According to the U.S. Census Bureau, the estimated median age at first marriage in 2011 was 28.7 for men and 26.5 for women, compared with 26.8 and 25.1, respectively, in 2000. Marriage is also on the decline -- 54.1% of adults were married in 2010 as opposed to 57.3% who were married in 2000.
"(A couple) may never want to marry, but they may want to tell the world, 'This is a solid relationship,' " Fisher said. "Definitions are changing."
But not all couples are content in a state of engaged bliss. Saving money for the wedding, moving to a new city or starting a new job are all factors that might delay a walk down the aisle.
More couples are paying for their own weddings, said Anja Winikka, the site editor of WeddingChannel.com. "What's a few more months for the dress you want or the venue you want? Don't go into debt over your wedding," she added.
"From a wedding planning perspective, 12 months is kind of the magic number," Winikka said. She even recommends that brides choose their dresses up to eight months in advance if they want the "bridal salon experience."

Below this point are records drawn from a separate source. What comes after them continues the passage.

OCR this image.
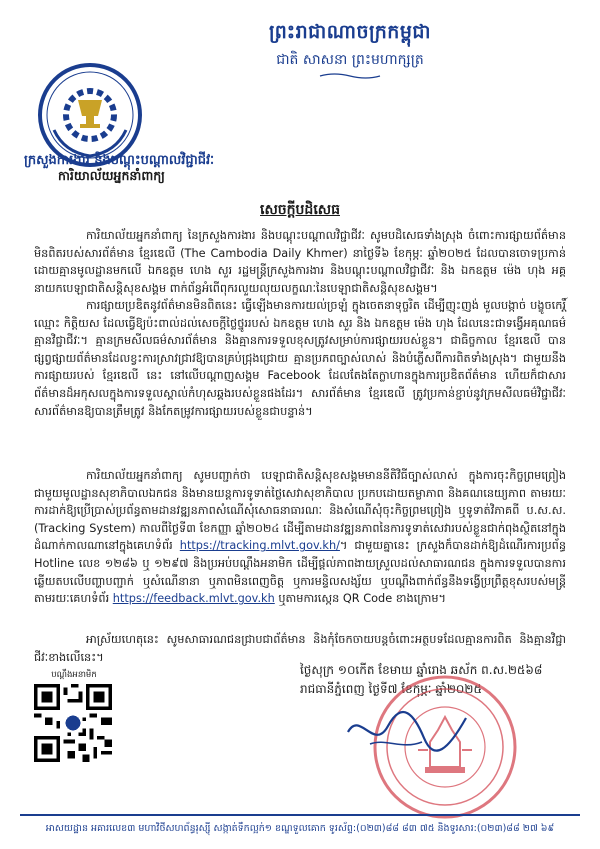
ព្រះរាជាណាចក្រកម្ពុជា
ជាតិ សាសនា ព្រះមហាក្សត្រ
ក្រសួងការងារ និងបណ្តុះបណ្តាលវិជ្ជាជីវៈ
ការិយាល័យអ្នកនាំពាក្យ
សេចក្តីបដិសេធ
ការិយាល័យអ្នកនាំពាក្យ នៃក្រសួងការងារ និងបណ្តុះបណ្តាលវិជ្ជាជីវៈ សូមបដិសេធទាំងស្រុង ចំពោះការផ្សាយព័ត៌មានមិនពិតរបស់សារព័ត៌មាន ខ្មែរឌេលី (The Cambodia Daily Khmer) នាថ្ងៃទី៦ ខែកុម្ភៈ ឆ្នាំ២០២៥ ដែលបានចោទប្រកាន់ដោយគ្មានមូលដ្ឋានមកលើ ឯកឧត្តម ហេង សួរ រដ្ឋមន្ត្រីក្រសួងការងារ និងបណ្តុះបណ្តាលវិជ្ជាជីវៈ និង ឯកឧត្តម ម៉េង ហុង អគ្គនាយកបេឡាជាតិសន្តិសុខសង្គម ពាក់ព័ន្ធអំពើពុករលួយលុយលក្ខណៈនៃបេឡាជាតិសន្តិសុខសង្គម។
ការផ្សាយប្រឌិតនូវព័ត៌មានមិនពិតនេះ ធ្វើឡើងមានការយល់ច្រឡំ ក្នុងចេតនាទុច្ចរិត ដើម្បីញុះញង់ មួលបង្កាច់ បង្ខូចកេរ្តិ៍ឈ្មោះ កិត្តិយស ដែលធ្វើឱ្យប៉ះពាល់ដល់សេចក្តីថ្លៃថ្នូររបស់ ឯកឧត្តម ហេង សួរ និង ឯកឧត្តម ម៉េង ហុង ដែលនេះជាទង្វើអគុណធម៌ គ្មានវិជ្ជាជីវៈ។ គ្មានក្រមសីលធម៌សារព័ត៌មាន និងគ្មានការទទួលខុសត្រូវសម្រាប់ការផ្សាយរបស់ខ្លួន។ ជាធិច្ចកាល ខ្មែរឌេលី បានផ្សព្វផ្សាយព័ត៌មានដែលខ្វះការស្រាវជ្រាវឱ្យបានគ្រប់ជ្រុងជ្រោយ គ្មានប្រភពច្បាស់លាស់ និងបំភ្លើសពីការពិតទាំងស្រុង។ ជាមួយនឹងការផ្សាយរបស់ ខ្មែរឌេលី នេះ នៅលើបណ្តាញសង្គម Facebook ដែលតែងតែក្លាហានក្នុងការប្រឌិតព័ត៌មាន ហើយក៏ជាសារព័ត៌មានដ៏អកុសលក្នុងការទទួលស្គាល់កំហុសឆ្គងរបស់ខ្លួនផងដែរ។ សារព័ត៌មាន ខ្មែរឌេលី ត្រូវប្រកាន់ខ្ជាប់នូវក្រមសីលធម៌វិជ្ជាជីវៈសារព័ត៌មានឱ្យបានត្រឹមត្រូវ និងកែតម្រូវការផ្សាយរបស់ខ្លួនជាបន្ទាន់។
ការិយាល័យអ្នកនាំពាក្យ សូមបញ្ជាក់ថា បេឡាជាតិសន្តិសុខសង្គមមាននីតិវិធីច្បាស់លាស់ ក្នុងការចុះកិច្ចព្រមព្រៀងជាមួយមូលដ្ឋានសុខាភិបាលឯកជន និងមានយន្តការទូទាត់ថ្លៃសេវាសុខាភិបាល ប្រកបដោយតម្លាភាព និងគណនេយ្យភាព តាមរយៈការដាក់ឱ្យប្រើប្រាស់ប្រព័ន្ធតាមដានវឌ្ឍនភាពសំណើសុំសោធនាធារណៈ និងសំណើសុំចុះកិច្ចព្រមព្រៀង ឬទូទាត់វិភាគពី ប.ស.ស. (Tracking System) កាលពីថ្ងៃទី៣ ខែកញ្ញា ឆ្នាំ២០២៤ ដើម្បីតាមដានវឌ្ឍនភាពនៃការទូទាត់សេវារបស់ខ្លួនជាក់ពុងស្ថិតនៅក្នុងដំណាក់កាលណានៅក្នុងគេហទំព័រ https://tracking.mlvt.gov.kh/។ ជាមួយគ្នានេះ ក្រសួងក៏បានដាក់ឱ្យដំណើរការប្រព័ន្ធ Hotline លេខ ១២៨៦ ឬ ១២៩៧ និងប្រអប់បណ្តឹងអនាមិក ដើម្បីផ្តល់ភាពងាយស្រួលដល់សាធារណជន ក្នុងការទទួលបានការឆ្លើយតបលើបញ្ហាបញ្ជាក់ ឬសំណើនានា ឬភាពមិនពេញចិត្ត ឬការមន្ទិលសង្ស័យ ឬបណ្តឹងពាក់ព័ន្ធនឹងទង្វើប្រព្រឹត្តខុសរបស់មន្ត្រីតាមរយៈគេហទំព័រ https://feedback.mlvt.gov.kh ឬតាមការស្កេន QR Code ខាងក្រោម។
អាស្រ័យហេតុនេះ សូមសាធារណជនជ្រាបជាព័ត៌មាន និងកុំចែកចាយបន្តចំពោះអត្ថបទដែលគ្មានការពិត និងគ្មានវិជ្ជាជីវៈខាងលើនេះ។
ថ្ងៃសុក្រ ១០កើត ខែមាឃ ឆ្នាំរោង ឆស័ក ព.ស.២៥៦៨
រាជធានីភ្នំពេញ ថ្ងៃទី៧ ខែកុម្ភៈ ឆ្នាំ២០២៥
បណ្តឹងអនាមិក
អាសយដ្ឋាន អគារលេខ៣ មហាវិថីសហព័ន្ធរុស្ស៊ី សង្កាត់ទឹកល្អក់១ ខណ្ឌទួលគោក ទូរស័ព្ទ:(០២៣)៨៨ ៨៣ ៧៥ និងទូរសារ:(០២៣)៨៨ ២៧ ៦៩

Brianna Smith, 24, and Daniel Neenan, 27, who will have been engaged for one year on May 30, plan to tie the knot on May 26, 2013. The couple started dating in January 2009.

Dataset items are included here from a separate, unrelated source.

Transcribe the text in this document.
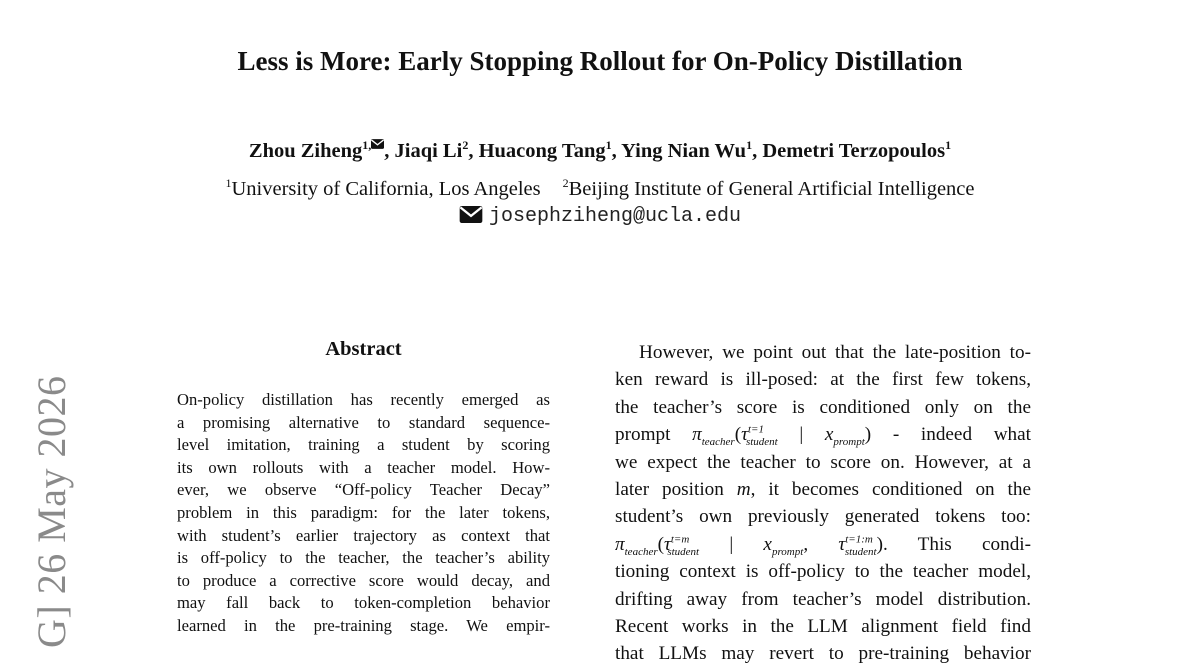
G] 26 May 2026
Less is More: Early Stopping Rollout for On-Policy Distillation

Zhou Ziheng$^{1,}$ , Jiaqi Li$^2$, Huacong Tang$^1$, Ying Nian Wu$^1$, Demetri Terzopoulos$^1$

$^1$University of California, Los Angeles $^2$Beijing Institute of General Artificial Intelligence
josephziheng@ucla.edu
Abstract
On-policy distillation has recently emerged as
a promising alternative to standard sequence-
level imitation, training a student by scoring
its own rollouts with a teacher model. How-
ever, we observe “Off-policy Teacher Decay”
problem in this paradigm: for the later tokens,
with student’s earlier trajectory as context that
is off-policy to the teacher, the teacher’s ability
to produce a corrective score would decay, and
may fall back to token-completion behavior
learned in the pre-training stage. We empir-
However, we point out that the late-position to-
ken reward is ill-posed: at the first few tokens,
the teacher’s score is conditioned only on the
prompt $\pi_{teacher}(\tau^{t=1}_{student}$ | $x_{prompt}$) - indeed what
we expect the teacher to score on. However, at a
later position m, it becomes conditioned on the
student’s own previously generated tokens too:
$\pi_{teacher}(\tau^{t=m}_{student}$ | $x_{prompt}$, $\tau^{t=1:m}_{student}$). This condi-
tioning context is off-policy to the teacher model,
drifting away from teacher’s model distribution.
Recent works in the LLM alignment field find
that LLMs may revert to pre-training behavior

The Long Island-based pair's two-year engagement wasn't so much about a perfect season or venue. Rather, it was about saving money for the big day.
"I personally like having a longer time (to plan) so I don't have to stress about everything. We wanted to enjoy our engagement," Smith said, adding that she and her fiancé didn't plan anything the first few months they were engaged.
"My parents dated for six months, and six months later they were married, which I think is ridiculous right now," Smith said. "Longer engagements are the new thing."
Fisher said, "We live in a time where you can do it the way you feel comfortable doing it. There are some people who want to make a deep, long-term promise to each other, which is an engagement, and marry 10 years from now."
The redefinition of the term "engagement" is creating a new frontier for longtime committed couples. "The day is going to come when we look back at somebody who instantly married and wonder why," Fisher said.